Separate scripts on separate GPUs generate system freeze

Hey there,

so I’ve been using PyTorch (0.3.1) for a while now and have tried to fix the following issue for some time now:

When I run a training script simulatenously (i.e. in two separate terminal instances) with different parameters, but same overall structure, on two separate 1080Tis, I get a full system freeze under Ubuntu 16.04 which I can’t leave without a force shutdown. Alse, there is no prior error message.
This doesn’t happen when I utilize either one of the GPUs alone.

Since I have encountered this issue, I have tried multiple things to fix this:
[1] Upgraded PSU to 1200W
[2] Set shared memory to high values.
[3] Use torch.multiprocessing.set_start_method(‘spawn’)
[4] Varied # of workers. Except for 0 workers, the error still occurs. Unfortunately, using the 0 worker option is not a feasible option for me. This most likely points to a multiprocessing issue; but I don’t know enough in that regard to investigate deeper. Also, its hard to tell since, again, no error message is thrown.
[5] Tested Ubuntu 18.04 - Same issue
[6] Tested PyTorch 0.4 - Same issue
[7] Worked my way through most of the nvidia-drivers.

Since this is most likely (although not necessarily) a specific issue either with my PC or my training script, I don’t expect full solutions in that regard. But pointers to options that could be helpful and that I haven’t looked into would be nice :).

Note:
The training script structure is fairly straightforward: Initialize Dataloader with paths to image files -> Iterate over them one by one.

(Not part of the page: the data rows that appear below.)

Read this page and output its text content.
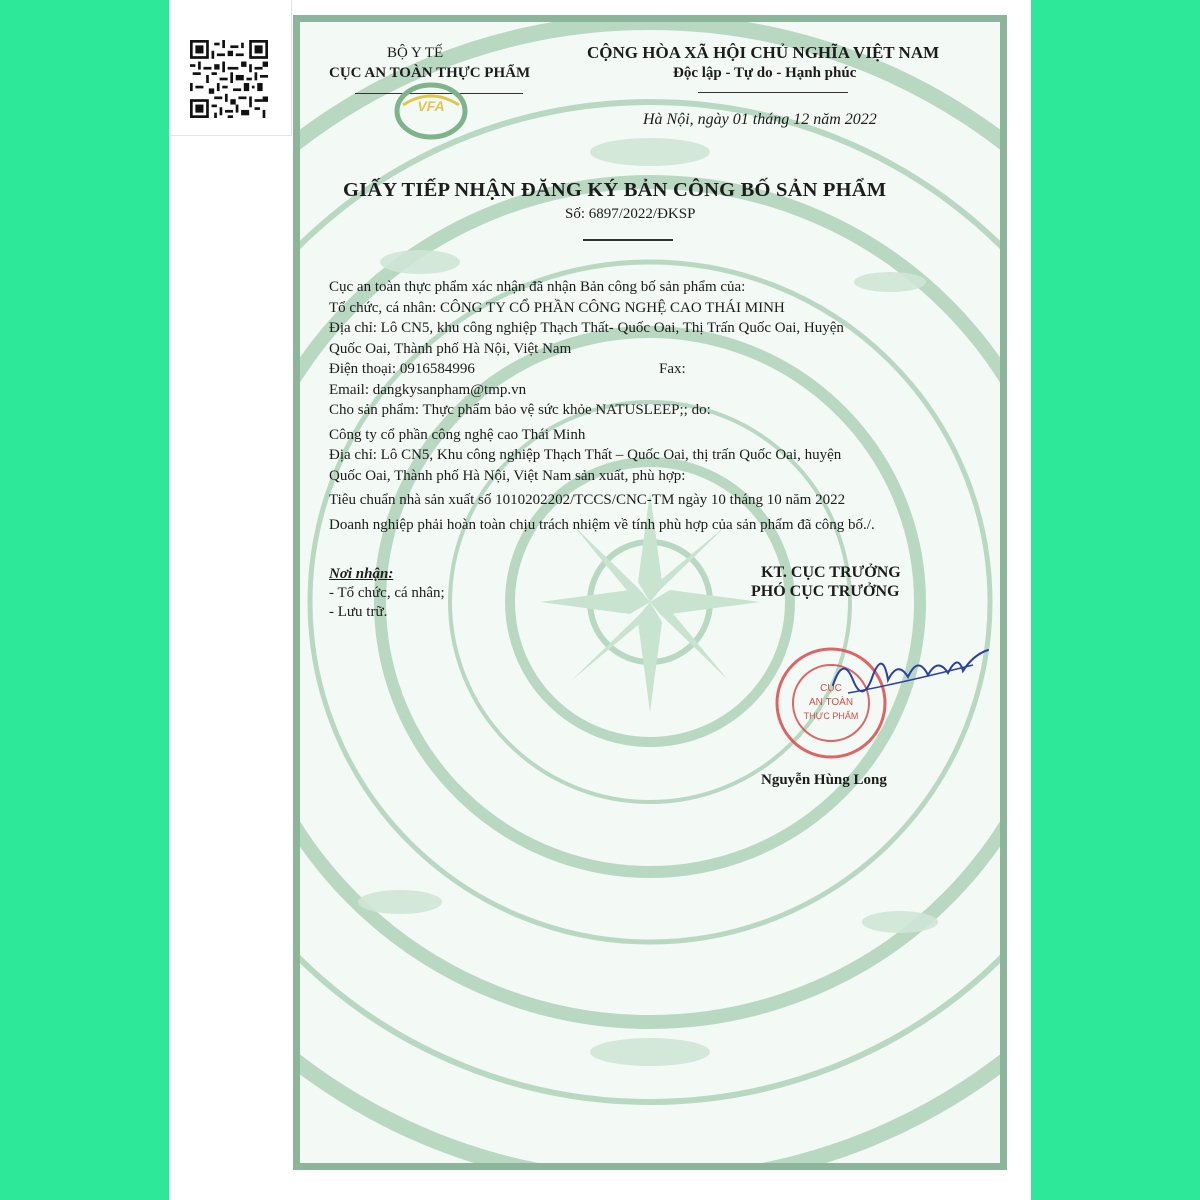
BỘ Y TẾ
CỤC AN TOÀN THỰC PHẨM
VFA
CỘNG HÒA XÃ HỘI CHỦ NGHĨA VIỆT NAM
Độc lập - Tự do - Hạnh phúc
Hà Nội, ngày 01 tháng 12 năm 2022
GIẤY TIẾP NHẬN ĐĂNG KÝ BẢN CÔNG BỐ SẢN PHẨM
Số: 6897/2022/ĐKSP

Cục an toàn thực phẩm xác nhận đã nhận Bản công bố sản phẩm của:

Tổ chức, cá nhân: CÔNG TY CỔ PHẦN CÔNG NGHỆ CAO THÁI MINH

Địa chỉ: Lô CN5, khu công nghiệp Thạch Thất- Quốc Oai, Thị Trấn Quốc Oai, Huyện

Quốc Oai, Thành phố Hà Nội, Việt Nam

Điện thoại: 0916584996	Fax:

Email: dangkysanpham@tmp.vn

Cho sản phẩm: Thực phẩm bảo vệ sức khỏe NATUSLEEP;; do:

Công ty cổ phần công nghệ cao Thái Minh

Địa chỉ: Lô CN5, Khu công nghiệp Thạch Thất – Quốc Oai, thị trấn Quốc Oai, huyện

Quốc Oai, Thành phố Hà Nội, Việt Nam sản xuất, phù hợp:

Tiêu chuẩn nhà sản xuất số 1010202202/TCCS/CNC-TM ngày 10 tháng 10 năm 2022

Doanh nghiệp phải hoàn toàn chịu trách nhiệm về tính phù hợp của sản phẩm đã công bố./.

Nơi nhận:
- Tổ chức, cá nhân;
- Lưu trữ.
KT. CỤC TRƯỞNG
PHÓ CỤC TRƯỞNG
CỤC
AN TOÀN
THỰC PHẨM
Nguyễn Hùng Long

Could you try to run your script via CUDA_VISIBLE_DEVICES=YOUR_GPU_ID python script.py?
This will make sure the current script only sees the specified GPU.
Let me know, if that helps.

I’ve been doing that internally via os.environ["CUDA_VISIBLE_DEVICES"]= <device_num> in the script itself. Does it make a difference to instead declare it when calling the script?

Nonetheless, I’ll still give it a try :slight_smile:

So unfortunately, as expected, choosing the device outside of the actual python script did not change anything, the system still crashed :/.

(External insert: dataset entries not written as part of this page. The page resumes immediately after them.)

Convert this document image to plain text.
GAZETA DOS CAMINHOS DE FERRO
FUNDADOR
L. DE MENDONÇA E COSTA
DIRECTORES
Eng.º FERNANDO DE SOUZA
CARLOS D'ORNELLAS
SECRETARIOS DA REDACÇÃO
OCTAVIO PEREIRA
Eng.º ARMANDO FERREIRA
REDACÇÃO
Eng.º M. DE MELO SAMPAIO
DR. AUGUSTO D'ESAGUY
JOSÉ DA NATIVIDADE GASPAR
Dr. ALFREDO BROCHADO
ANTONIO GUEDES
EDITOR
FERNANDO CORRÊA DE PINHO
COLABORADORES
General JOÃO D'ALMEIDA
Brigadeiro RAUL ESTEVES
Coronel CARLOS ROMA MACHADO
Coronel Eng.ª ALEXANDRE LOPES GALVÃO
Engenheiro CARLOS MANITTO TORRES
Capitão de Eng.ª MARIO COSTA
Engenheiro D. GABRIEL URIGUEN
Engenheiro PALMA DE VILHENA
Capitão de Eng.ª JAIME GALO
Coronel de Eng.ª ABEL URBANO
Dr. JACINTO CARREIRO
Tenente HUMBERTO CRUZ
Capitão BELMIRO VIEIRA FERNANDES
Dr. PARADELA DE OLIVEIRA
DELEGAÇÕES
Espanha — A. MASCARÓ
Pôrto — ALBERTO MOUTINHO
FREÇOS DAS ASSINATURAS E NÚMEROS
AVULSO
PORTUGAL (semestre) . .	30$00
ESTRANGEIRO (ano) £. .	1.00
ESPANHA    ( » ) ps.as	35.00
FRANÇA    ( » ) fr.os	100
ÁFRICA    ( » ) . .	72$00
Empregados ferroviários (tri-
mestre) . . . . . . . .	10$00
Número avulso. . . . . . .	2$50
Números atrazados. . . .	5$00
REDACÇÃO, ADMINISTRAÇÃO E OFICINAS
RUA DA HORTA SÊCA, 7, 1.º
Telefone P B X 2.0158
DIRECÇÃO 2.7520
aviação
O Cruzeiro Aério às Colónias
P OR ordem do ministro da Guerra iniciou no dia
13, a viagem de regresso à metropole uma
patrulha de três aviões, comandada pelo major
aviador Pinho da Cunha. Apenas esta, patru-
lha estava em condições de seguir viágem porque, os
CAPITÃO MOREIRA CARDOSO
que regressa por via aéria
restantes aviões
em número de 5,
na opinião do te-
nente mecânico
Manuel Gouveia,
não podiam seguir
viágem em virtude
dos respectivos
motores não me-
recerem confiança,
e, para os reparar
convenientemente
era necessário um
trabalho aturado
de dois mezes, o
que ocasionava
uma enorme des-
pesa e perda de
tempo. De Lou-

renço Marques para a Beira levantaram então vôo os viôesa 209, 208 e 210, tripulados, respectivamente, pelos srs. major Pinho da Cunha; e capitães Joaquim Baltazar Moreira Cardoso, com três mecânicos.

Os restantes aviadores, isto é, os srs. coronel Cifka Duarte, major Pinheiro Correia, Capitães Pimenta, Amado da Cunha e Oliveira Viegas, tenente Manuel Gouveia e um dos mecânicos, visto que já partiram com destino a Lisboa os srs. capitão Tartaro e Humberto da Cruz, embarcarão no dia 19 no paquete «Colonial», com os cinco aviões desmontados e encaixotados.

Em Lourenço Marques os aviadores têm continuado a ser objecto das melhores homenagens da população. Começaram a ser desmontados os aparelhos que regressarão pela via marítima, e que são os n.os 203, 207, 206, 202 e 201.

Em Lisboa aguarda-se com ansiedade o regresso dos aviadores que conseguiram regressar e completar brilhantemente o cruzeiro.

Maybe any other suggestions? :slight_smile:

I think we should narrow down the error.
Could you try to run the scripts without the GPUs?
If that still hangs, could you use num_workers=0 in your DataLoaders and run it again?

I actually haven’t tried running without a GPU yet! I’ll see what that gives me.

Sidenote: I’ve already testednum_workers=0 (with GPU) and it works.

Are you working on windows?
Edit: just saw you wrote ubuntu.
Have you tried covering your script with if __name__ == "__main__" :

Thanks for the suggestion!
Fortunately (or unfortunately) I’ve already tried putting my main function and all relevant setting into if __name__ == "__main__", but it didn’t seem to help.

Could you check your shared memory limit? This github issue deals probably with the same problem.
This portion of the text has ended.